L’association de Max Schrems considérait que l’entreprise « n’[avait] aucun « intérêt légitime » qui [prévalait] sur les intérêts » des plaignants que noyb accompagne et ne disposait d’ « aucune autre base légale pour traiter des quantités aussi importantes de données à caractère personnel pour des finalités totalement indéterminées ». Elle accusait Meta d’avoir « pris toutes les mesures nécessaires pour dissuader les personnes concernées d’exercer leur droit de choisir ».
Sur ce deuxième point, Meta semble avoir fait un pas pour rendre l’opt-out de ses utilisateurs plus clair et plus simple. Il faudra tout de même vérifier sur pièce.
Meta campe sur ses positions concernant la légalité de son traitement
Sur le premier, l’entreprise considère que son « approche initiale était conforme à [ses] obligations légales » et affirme que l’avis rendu par le Comité européen de la protection des données en décembre confirme cela.
Dans son communiqué en français, Meta commente : « Il est regrettable que cela ait pris près d’un an, mais nous saluons la garantie donnée par l’IDPC (Irish Data Protection Commission) et le Comité européen de la protection des données, qui nous a permis de franchir cette étape ». Une phrase qui n’existe pas dans le communiqué en anglais.
Les autorités sont-elles alignées avec les positions de Meta ?

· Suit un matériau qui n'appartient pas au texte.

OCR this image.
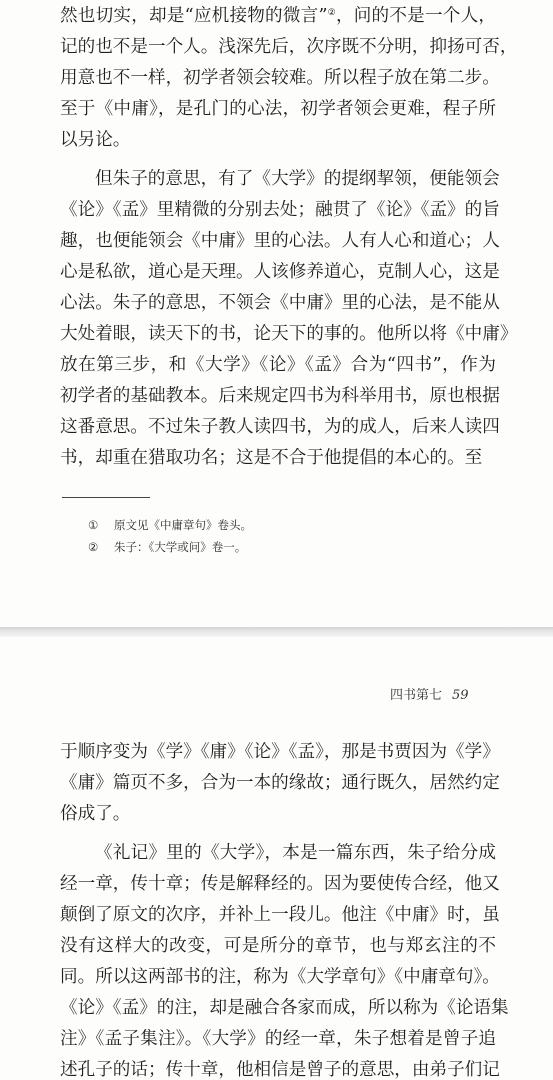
然也切实，却是“应机接物的微言”②，问的不是一个人，
记的也不是一个人。浅深先后，次序既不分明，抑扬可否，
用意也不一样，初学者领会较难。所以程子放在第二步。
至于《中庸》，是孔门的心法，初学者领会更难，程子所
以另论。
但朱子的意思，有了《大学》的提纲挈领，便能领会
《论》《孟》里精微的分别去处；融贯了《论》《孟》的旨
趣，也便能领会《中庸》里的心法。人有人心和道心；人
心是私欲，道心是天理。人该修养道心，克制人心，这是
心法。朱子的意思，不领会《中庸》里的心法，是不能从
大处着眼，读天下的书，论天下的事的。他所以将《中庸》
放在第三步，和《大学》《论》《孟》合为“四书”，作为
初学者的基础教本。后来规定四书为科举用书，原也根据
这番意思。不过朱子教人读四书，为的成人，后来人读四
书，却重在猎取功名；这是不合于他提倡的本心的。至
①	原文见《中庸章句》卷头。
②	朱子：《大学或问》卷一。
四书第七 59
于顺序变为《学》《庸》《论》《孟》，那是书贾因为《学》
《庸》篇页不多，合为一本的缘故；通行既久，居然约定
俗成了。
《礼记》里的《大学》，本是一篇东西，朱子给分成
经一章，传十章；传是解释经的。因为要使传合经，他又
颠倒了原文的次序，并补上一段儿。他注《中庸》时，虽
没有这样大的改变，可是所分的章节，也与郑玄注的不
同。所以这两部书的注，称为《大学章句》《中庸章句》。
《论》《孟》的注，却是融合各家而成，所以称为《论语集
注》《孟子集注》。《大学》的经一章，朱子想着是曾子追
述孔子的话；传十章，他相信是曾子的意思，由弟子们记
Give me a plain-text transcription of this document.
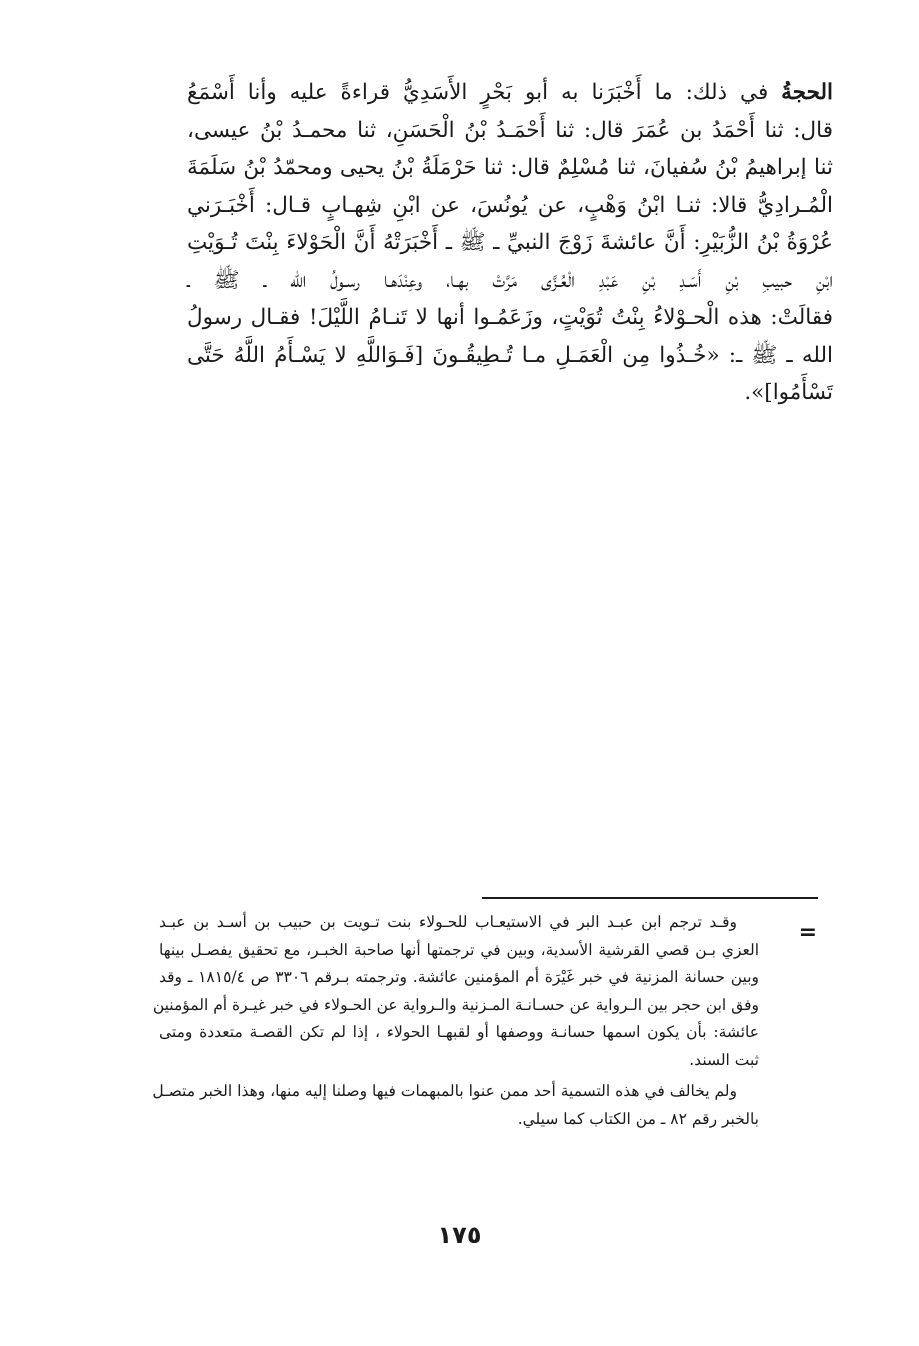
الحجةُ في ذلك: ما أَخْبَرَنا به أبو بَحْرٍ الأَسَدِيُّ قراءةً عليه وأنا أَسْمَعُ
قال: ثنا أَحْمَدُ بن عُمَرَ قال: ثنا أَحْمَـدُ بْنُ الْحَسَنِ، ثنا محمـدُ بْنُ عيسى،
ثنا إبراهيمُ بْنُ سُفيانَ، ثنا مُسْلِمٌ قال: ثنا حَرْمَلَةُ بْنُ يحيى ومحمّدُ بْنُ سَلَمَةَ
الْمُـرادِيُّ قالا: ثنـا ابْنُ وَهْبٍ، عن يُونُسَ، عن ابْنِ شِهـابٍ قـال: أَخْبَـرَني
عُرْوَةُ بْنُ الزُّبَيْرِ: أَنَّ عائشةَ زَوْجَ النبيِّ ـ ﷺ ـ أَخْبَرَتْهُ أَنَّ الْحَوْلاءَ بِنْتَ تُـوَيْتِ
ابْنِ حبيبِ بْنِ أَسَـدِ بْنِ عَبْدِ الْعُـزَّى مَرَّتْ بهـا، وعِنْدَهـا رسـولُ الله ـ ﷺ ـ
فقالَتْ: هذه الْحـوْلاءُ بِنْتُ تُوَيْتٍ، وزَعَمُـوا أنها لا تَنـامُ اللَّيْلَ! فقـال رسولُ
الله ـ ﷺ ـ: «خُـذُوا مِن الْعَمَـلِ مـا تُـطِيقُـونَ [فَـوَاللَّهِ لا يَسْـأَمُ اللَّهُ حَتَّى
تَسْأَمُوا]».
=
وقـد ترجم ابن عبـد البر في الاستيعـاب للحـولاء بنت تـويت بن حبيب بن أسـد بن عبـد
العزي بـن قصي القرشية الأسدية، وبين في ترجمتها أنها صاحبة الخبـر، مع تحقيق يفصـل بينها
وبين حسانة المزنية في خبر غَيْرَة أم المؤمنين عائشة. وترجمته بـرقم ٣٣٠٦ ص ١٨١٥/٤ ـ وقد
وفق ابن حجر بين الـرواية عن حسـانـة المـزنية والـرواية عن الحـولاء في خبر غيـرة أم المؤمنين
عائشة: بأن يكون اسمها حسانـة ووصفها أو لقبهـا الحولاء ، إذا لم تكن القصـة متعددة ومتى
ثبت السند.
ولم يخالف في هذه التسمية أحد ممن عنوا بالمبهمات فيها وصلنا إليه منها، وهذا الخبر متصـل
بالخبر رقم ٨٢ ـ من الكتاب كما سيلي.
١٧٥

Interrogé par Next sur cette garantie donnée à Meta et sur la légalité de l’approche initiale de l’entreprise, le CEPD se borne à rappeler que l’opinion qu’elle a publiée en décembre « ne fait aucune déclaration à l’égard des contrôleurs individuels, mais fournit une réponse aux questions posées par l’autorité irlandaise chargée de la protection des données ».
La DPC ne nous a pas encore répondu. Nous ne manquerons pas d’ajouter son commentaire le cas échéant.
L’entreprise semble en tout cas s’appuyer toujours sur l’intérêt légitime comme base légale de cet entrainement. En effet, si elle ne le précise pas explicitement dans son communiqué, Meta affirme que les textes des notifications aux utilisateurs expliqueront « comment cela améliorera l’IA de Meta et l’expérience utilisateur globale ». Elle affirme aussi : « cet entraînement permettra de mieux soutenir des millions de personnes et d’entreprises en Europe, en apprenant à nos modèles d’IA générative à mieux comprendre et refléter leurs cultures, leurs langues et leur histoire ». Et elle n’indique d’ailleurs aucun nouveau changement dans ses conditions d’utilisation.
Reste à savoir si les autorités de protection des données approuveront son interprétation de l’avis du Comité européen de la protection des données rendu public le 18 décembre dernier.
En effet, si Meta affirme que cet avis va dans son sens, la CNIL italienne a récemment infligé 15 millions d’euros d’amende à OpenAI pour avoir, entre autres, utilisé des données personnelles pour entrainer ses modèles utilisés par ChatGPT, en s’appuyant sur le même avis. Dans ce dossier, OpenAI n’avait pas préalablement identifié de base juridique sur laquelle s’appuyer pour ce traitement.